Some additional configurations have been explored with, but experiments have not been fruitful:

Exotic wrappers like BitNet seemed to yield little gains in inferencing, somehow. The memory savings is pretty much unneccessary as the models are already manageable at ~200M parameters.
Mamba / Mamba2-based models have shown that it's really hard to have an AR+NAR model. I really do not want to bother throwing the compute at another ~~meme~~ arch I can't easily make use of all the other tech to throw at.
a pure NAR (plus length predictor) cannot be realized with the current architecture.
- Transformer-based (or at least attention based) models can't seem to handle generating the initial (RVQ level 0) tokens from "thin air" (be it special tokens to repeating the input prompt).
- A diffusion-based model will definitely work, as those are good at generating from noise.
- The performance gains seem nice as the biggest "bottleneck" is the initial (RVQ level 0) AR pass, but it seems to require a lot of effort.
a model using Descript-Audio-Codec:
- the 24KHz model will not converge no matter what. However, naively using just the first 8 RVQ levels might not be good enough, as there's too many codebooks for viable use.
- the 44KHz model was erroneously assumed to be an even 44KHz, when in reality it's 44.1KHz. All of my audio has to be requantized, as there's some stuttering in it.
  - Because of this, training losses are high and it's having a hard time trying to converge.
- It has sub-servicable output for the first 4 RVQ levels, but it's massive cope to try and use it as a model.
- ~~I believe there's hope to use it when I requantize my audio properly.~~
  - Addendum: even after properly processing my audio, the loss is actually worse than before. I imagine DAC just cannot be used as an intermediary for an LM.
a model with a causal size >1 (sampling more than one token for the AR):
- re-using an existing model or training from scratch does not have fruitful results.
- there's an inherent periodic stutter that doesn't seem to be able to be trained out, but it might require exotic sampling methods.
- unfortunately it requires:
  - either something similar to Medusa heads, where there's additional parameters to perform speculative sampling,
  - a solution similar to what VALL-E 2 uses with group token embeddings or whatever, which will harm the NAR tasks in an AR+NAR model.
- I just don't understand where the issue lies, since parallel decoding does work, as evidence with the NAR.

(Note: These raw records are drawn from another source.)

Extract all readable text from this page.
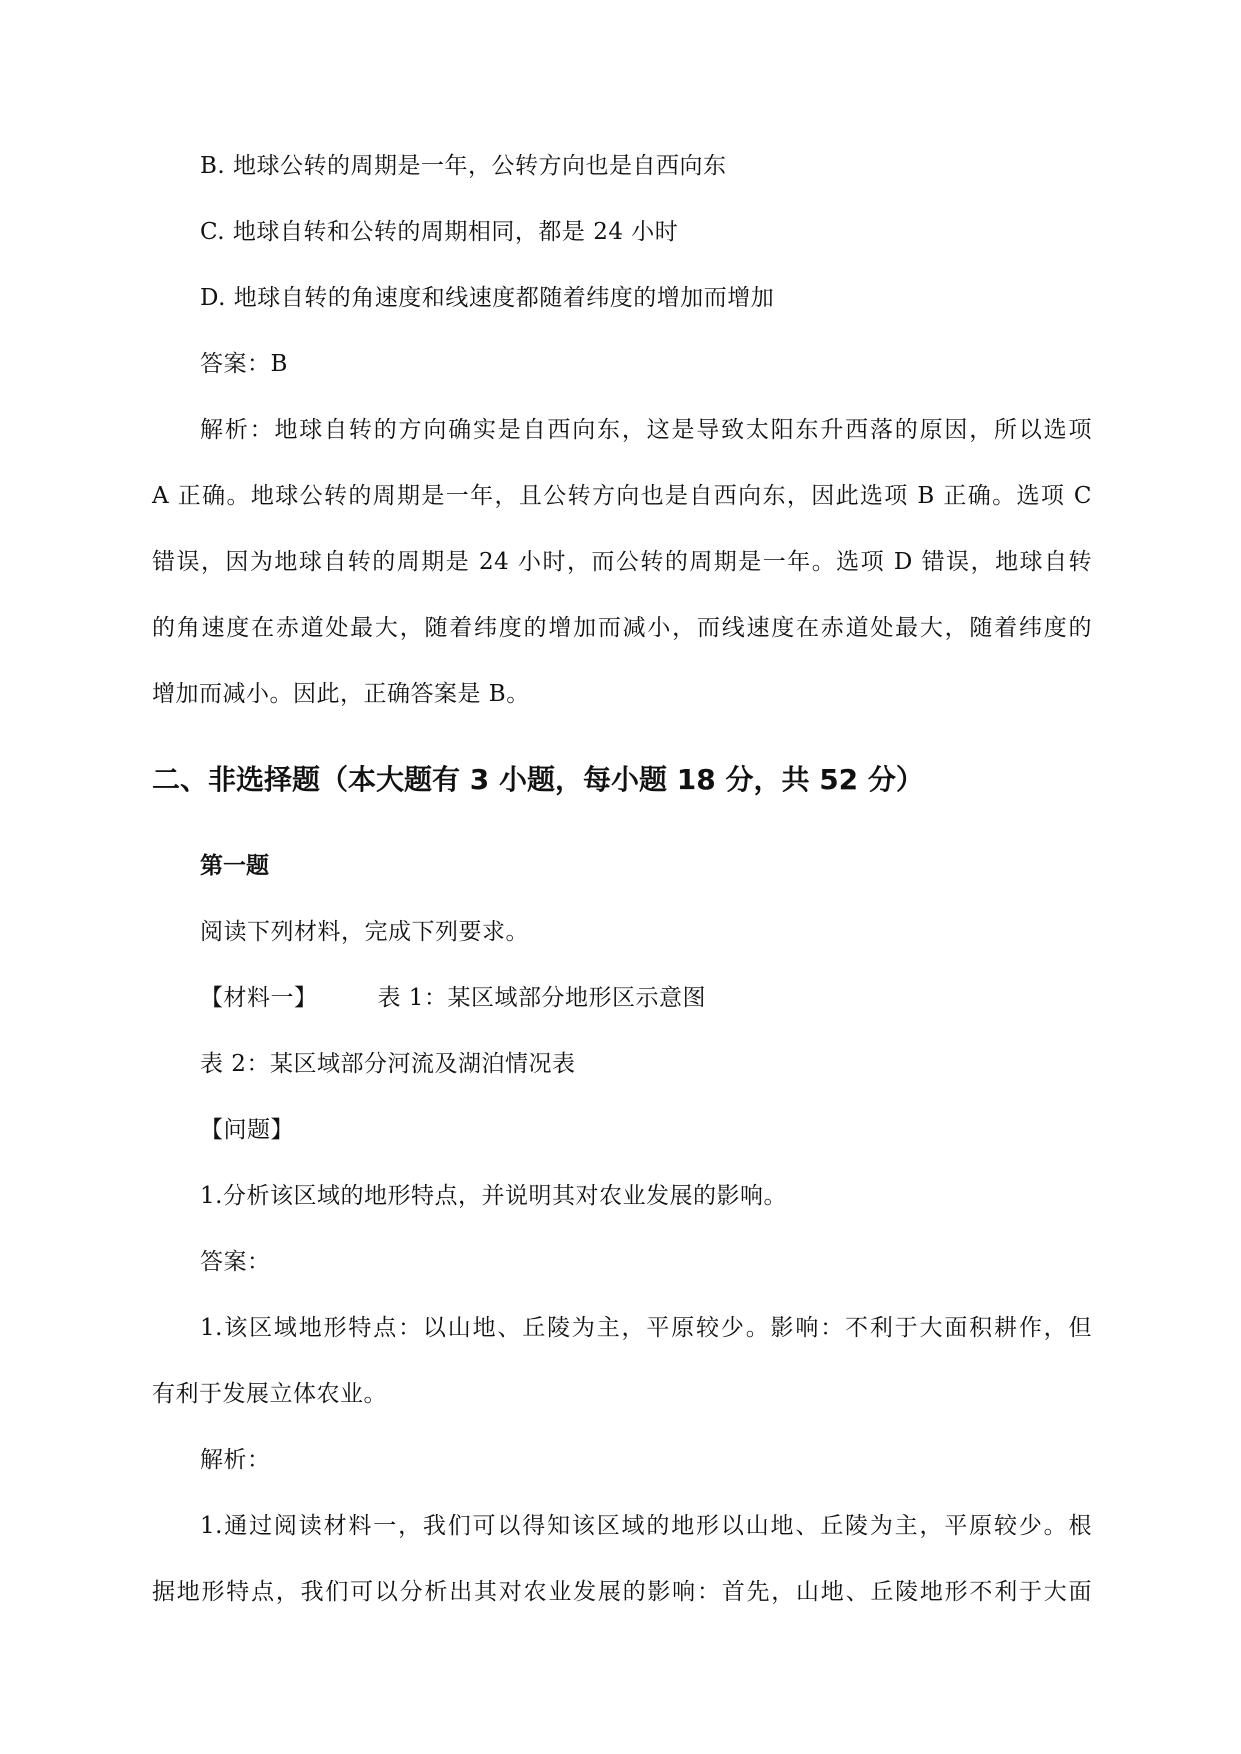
B. 地球公转的周期是一年，公转方向也是自西向东
C. 地球自转和公转的周期相同，都是 24 小时
D. 地球自转的角速度和线速度都随着纬度的增加而增加
答案：B
解析：地球自转的方向确实是自西向东，这是导致太阳东升西落的原因，所以选项
A 正确。地球公转的周期是一年，且公转方向也是自西向东，因此选项 B 正确。选项 C
错误，因为地球自转的周期是 24 小时，而公转的周期是一年。选项 D 错误，地球自转
的角速度在赤道处最大，随着纬度的增加而减小，而线速度在赤道处最大，随着纬度的
增加而减小。因此，正确答案是 B。
二、非选择题（本大题有 3 小题，每小题 18 分，共 52 分）
第一题
阅读下列材料，完成下列要求。
【材料一】	表 1：某区域部分地形区示意图
表 2：某区域部分河流及湖泊情况表
【问题】
1.分析该区域的地形特点，并说明其对农业发展的影响。
答案：
1.该区域地形特点：以山地、丘陵为主，平原较少。影响：不利于大面积耕作，但
有利于发展立体农业。
解析：
1.通过阅读材料一，我们可以得知该区域的地形以山地、丘陵为主，平原较少。根
据地形特点，我们可以分析出其对农业发展的影响：首先，山地、丘陵地形不利于大面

Some current "achitectural features" are in-use, but their effects need to be experimented with further:

split_classifier_heads is still a mystery whether it's truly helpful or not (each RVQ level gets its own output head).
audio_embeddings_sum is also a mystery whether it matters if each later RVQ level should "see" the past levels through summing embeddings, or if not doing it is preferable.
Disabling unified_position_ids seems to help quality more often than not, but I'm still unsure if it's beneficial in practice.

LoRAs

This repo also contains some LoRAs to serve as a reference under ./loras/.

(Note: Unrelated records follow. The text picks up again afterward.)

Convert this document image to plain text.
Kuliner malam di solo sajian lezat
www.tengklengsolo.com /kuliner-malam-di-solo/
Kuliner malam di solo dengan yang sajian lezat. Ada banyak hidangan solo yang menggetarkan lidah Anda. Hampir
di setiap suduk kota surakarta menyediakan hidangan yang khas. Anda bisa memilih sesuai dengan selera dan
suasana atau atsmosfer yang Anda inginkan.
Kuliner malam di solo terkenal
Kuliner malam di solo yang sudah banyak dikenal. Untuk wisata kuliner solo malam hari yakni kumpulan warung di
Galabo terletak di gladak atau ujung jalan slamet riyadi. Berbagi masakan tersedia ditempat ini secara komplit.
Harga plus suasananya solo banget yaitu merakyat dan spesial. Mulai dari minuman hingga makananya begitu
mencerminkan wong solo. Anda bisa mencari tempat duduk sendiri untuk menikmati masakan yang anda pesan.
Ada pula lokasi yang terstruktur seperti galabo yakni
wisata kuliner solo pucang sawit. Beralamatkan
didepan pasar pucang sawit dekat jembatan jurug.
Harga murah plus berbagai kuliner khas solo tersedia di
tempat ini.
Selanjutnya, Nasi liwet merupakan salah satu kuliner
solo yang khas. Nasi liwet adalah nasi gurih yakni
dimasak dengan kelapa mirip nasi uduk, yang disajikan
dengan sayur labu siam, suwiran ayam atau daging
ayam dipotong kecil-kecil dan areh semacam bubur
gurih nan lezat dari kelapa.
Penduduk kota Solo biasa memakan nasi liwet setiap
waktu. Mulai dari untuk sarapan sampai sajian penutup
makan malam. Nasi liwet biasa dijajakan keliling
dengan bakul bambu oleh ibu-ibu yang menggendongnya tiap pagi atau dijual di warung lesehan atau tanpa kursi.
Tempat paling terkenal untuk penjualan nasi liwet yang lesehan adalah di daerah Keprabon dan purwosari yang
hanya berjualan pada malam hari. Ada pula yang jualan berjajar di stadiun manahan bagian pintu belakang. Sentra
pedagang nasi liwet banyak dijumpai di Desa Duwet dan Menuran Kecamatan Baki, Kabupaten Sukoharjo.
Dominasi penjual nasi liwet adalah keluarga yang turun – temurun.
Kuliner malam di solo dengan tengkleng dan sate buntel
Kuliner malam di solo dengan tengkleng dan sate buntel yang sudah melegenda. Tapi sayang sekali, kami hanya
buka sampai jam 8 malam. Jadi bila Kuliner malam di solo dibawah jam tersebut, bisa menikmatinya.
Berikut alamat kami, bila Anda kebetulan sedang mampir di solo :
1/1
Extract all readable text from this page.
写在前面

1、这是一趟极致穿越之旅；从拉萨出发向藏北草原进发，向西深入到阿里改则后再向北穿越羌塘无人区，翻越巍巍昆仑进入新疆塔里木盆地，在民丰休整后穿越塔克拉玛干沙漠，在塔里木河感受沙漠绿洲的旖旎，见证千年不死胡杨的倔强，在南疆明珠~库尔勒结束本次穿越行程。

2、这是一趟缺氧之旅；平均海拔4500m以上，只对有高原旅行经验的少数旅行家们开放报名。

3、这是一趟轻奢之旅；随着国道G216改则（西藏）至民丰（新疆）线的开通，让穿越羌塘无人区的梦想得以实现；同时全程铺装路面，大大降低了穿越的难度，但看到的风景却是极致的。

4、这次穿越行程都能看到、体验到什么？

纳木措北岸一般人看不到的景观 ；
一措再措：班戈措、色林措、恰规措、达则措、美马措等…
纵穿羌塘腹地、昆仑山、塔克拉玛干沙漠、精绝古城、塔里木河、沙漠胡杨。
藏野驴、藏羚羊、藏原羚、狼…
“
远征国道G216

Using a LoRA is the same as a base model, except you're required to have the base model already (obviously). Just use the LoRA's config YAML to load from instead to use it.

The only caveat is that my original dataset does contain these samples already, but given the sheer size of it, they're probably underutilized.

However, the base model already has almost adequate output from these speakers, but not enough to be satisfactory.
config.lora.glados.yaml / lora-glados-r128-a128:
- A simple LoRA of GLaDOS from both Portal and Portal 2.
- Trained for 250 steps (48000 samples, 821 samples per epoch).
config.lora.sam.yaml / lora-sam-r128-a128:
- A simple LoRA of Sam from the non-remaster Sam and Max Telltale games.
- Trained for 250 steps (48000 samples, 1555 samples per epoch).
config.lora.max.yaml / lora-max-r128-a128:
- A simple LoRA of Max from the non-remaster Sam and Max Telltale games.
- Trained for 250 steps (48000 samples, 1292 samples per epoch).